VOLUME 29, ISSUE 4 • DECEMBER 2025.


Dr. Mark Hallett passed away peacefully at his home on November 2, 2025 at the age of 82. He was born in Philadelphia in 1943. His father, Dr. Joseph W. Hallett, was an ophthalmologist. Mark obtained his medical degree from Havard Medical school, and interned at Peter Bent Brigham Hospital in Boston. In 1970, he did a two-year fellowship in neurophysiology and biophysics in the Laboratory of Neurobiology at the National Institute of Mental Health, which sparked his interest in motor control. He then completed neurology residency at the Massachusetts General Hospital. In 1975, he pursued a fellowship at the Institute of Psychiatry in London with his mentor Prof. C. David Marsden. In 1976, he became chief of the Clinical Neurophysiology Laboratory at Brigham and Women’s Hospital in Boston, and in 1984 he joined the National Institute of Neurological and Communicative Diseases and Stroke (now the National Institute of Neurological Disorders and Stroke, NINDS) as the Clinical Director and established the Human Motor Control Section. He retired from the NIH at the end of 2022, after 40 years of service at the NIH and 38 years at the NINDS. He held many important academic and administrative positions, including president of the International Parkinson and Movement Disorder Society, the International Federation of Clinical Neurophysiology, the American Association of Neuromuscular and Electrodiagnostic Medicine, vice-president of the American Academy of Neurology, and Editor-in-Chief of Clinical Neurophysiology. He was one of the founders and the inaugural president of the Functional Neurological Disorder Society.

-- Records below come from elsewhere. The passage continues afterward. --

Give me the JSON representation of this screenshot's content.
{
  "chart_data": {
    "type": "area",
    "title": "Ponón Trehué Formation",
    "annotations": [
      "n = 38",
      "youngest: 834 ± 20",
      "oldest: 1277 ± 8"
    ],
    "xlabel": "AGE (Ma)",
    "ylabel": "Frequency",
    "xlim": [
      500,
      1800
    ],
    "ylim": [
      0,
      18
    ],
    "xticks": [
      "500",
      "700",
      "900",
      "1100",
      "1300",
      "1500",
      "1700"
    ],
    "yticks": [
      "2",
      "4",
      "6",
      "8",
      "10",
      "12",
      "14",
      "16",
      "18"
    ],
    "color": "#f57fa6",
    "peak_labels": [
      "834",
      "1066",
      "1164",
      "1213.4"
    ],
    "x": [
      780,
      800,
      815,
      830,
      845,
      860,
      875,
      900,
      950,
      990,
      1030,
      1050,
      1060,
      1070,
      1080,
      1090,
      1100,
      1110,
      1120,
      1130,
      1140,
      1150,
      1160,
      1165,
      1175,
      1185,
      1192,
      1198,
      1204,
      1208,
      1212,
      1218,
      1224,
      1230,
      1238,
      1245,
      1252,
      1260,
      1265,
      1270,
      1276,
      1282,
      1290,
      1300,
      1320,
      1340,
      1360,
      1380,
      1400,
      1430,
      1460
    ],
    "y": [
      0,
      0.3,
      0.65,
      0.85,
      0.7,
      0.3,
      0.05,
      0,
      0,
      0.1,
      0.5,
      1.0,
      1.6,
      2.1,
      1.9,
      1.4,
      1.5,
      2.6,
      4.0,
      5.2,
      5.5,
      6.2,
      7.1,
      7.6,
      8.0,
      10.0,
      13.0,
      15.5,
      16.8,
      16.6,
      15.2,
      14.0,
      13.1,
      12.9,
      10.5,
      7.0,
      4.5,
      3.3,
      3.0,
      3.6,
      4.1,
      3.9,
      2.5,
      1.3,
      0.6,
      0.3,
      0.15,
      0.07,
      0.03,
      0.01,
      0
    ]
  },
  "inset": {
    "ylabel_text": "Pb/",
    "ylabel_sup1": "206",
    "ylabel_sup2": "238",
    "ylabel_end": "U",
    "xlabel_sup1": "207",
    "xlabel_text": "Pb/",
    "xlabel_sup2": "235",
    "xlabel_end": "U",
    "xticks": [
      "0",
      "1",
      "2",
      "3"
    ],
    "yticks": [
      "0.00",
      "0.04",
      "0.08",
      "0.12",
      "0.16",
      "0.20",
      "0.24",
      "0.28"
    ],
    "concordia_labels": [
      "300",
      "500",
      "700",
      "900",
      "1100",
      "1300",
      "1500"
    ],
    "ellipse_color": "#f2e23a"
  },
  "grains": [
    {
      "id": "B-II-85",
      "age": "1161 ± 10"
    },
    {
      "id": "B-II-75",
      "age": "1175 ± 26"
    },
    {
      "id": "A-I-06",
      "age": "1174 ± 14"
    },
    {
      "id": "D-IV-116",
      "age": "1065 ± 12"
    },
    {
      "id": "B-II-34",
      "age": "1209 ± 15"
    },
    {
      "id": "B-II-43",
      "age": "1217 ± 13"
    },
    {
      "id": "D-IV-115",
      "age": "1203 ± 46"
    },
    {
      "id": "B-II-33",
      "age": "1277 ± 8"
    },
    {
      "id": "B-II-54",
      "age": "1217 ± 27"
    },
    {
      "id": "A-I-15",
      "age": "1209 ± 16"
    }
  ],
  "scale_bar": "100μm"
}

Mark had a truly remarkable scientific career with over 1,200 scientific papers and H-index of 185. He had a unique ability to distill seemingly conflicting and diverse scientific information to a coherent explanation, as well as come up with important knowledge gaps and ways to address them. He was a world leader in the neurophysiology of movement disorders including dystonia, myoclonus, functional movement disorders, and Parkinson’s disease, and advanced our understanding of “free will.” He played a pivotal role in developing transcranial magnetic stimulation, especially repetitive TMS, as a non-invasive brain stimulation method for the investigation and treatment of neurological and psychiatric disorders. Perhaps an even greater contribution is that he trained more than 150 fellows. Many of them have become leaders in the field, department heads, hospital chiefs, and editors of major scientific journals. Thus, he trained a whole generation of clinicians, leaders, and researchers.
Mark was well-known to be kind and approachable, particularly to junior trainees in his group. Many of us were at a symposium at the NIH in December 2022 that celebrated his scientific accomplishments and his retirement. In the few weeks before his death, more than 100 former fellows and colleagues participated in online meetings with him. They shared their wonderful experience of his mentorship and friendship. He will be profoundly missed, but his remarkable legacy will continue.
Additional tributes will also be published the MDS journals.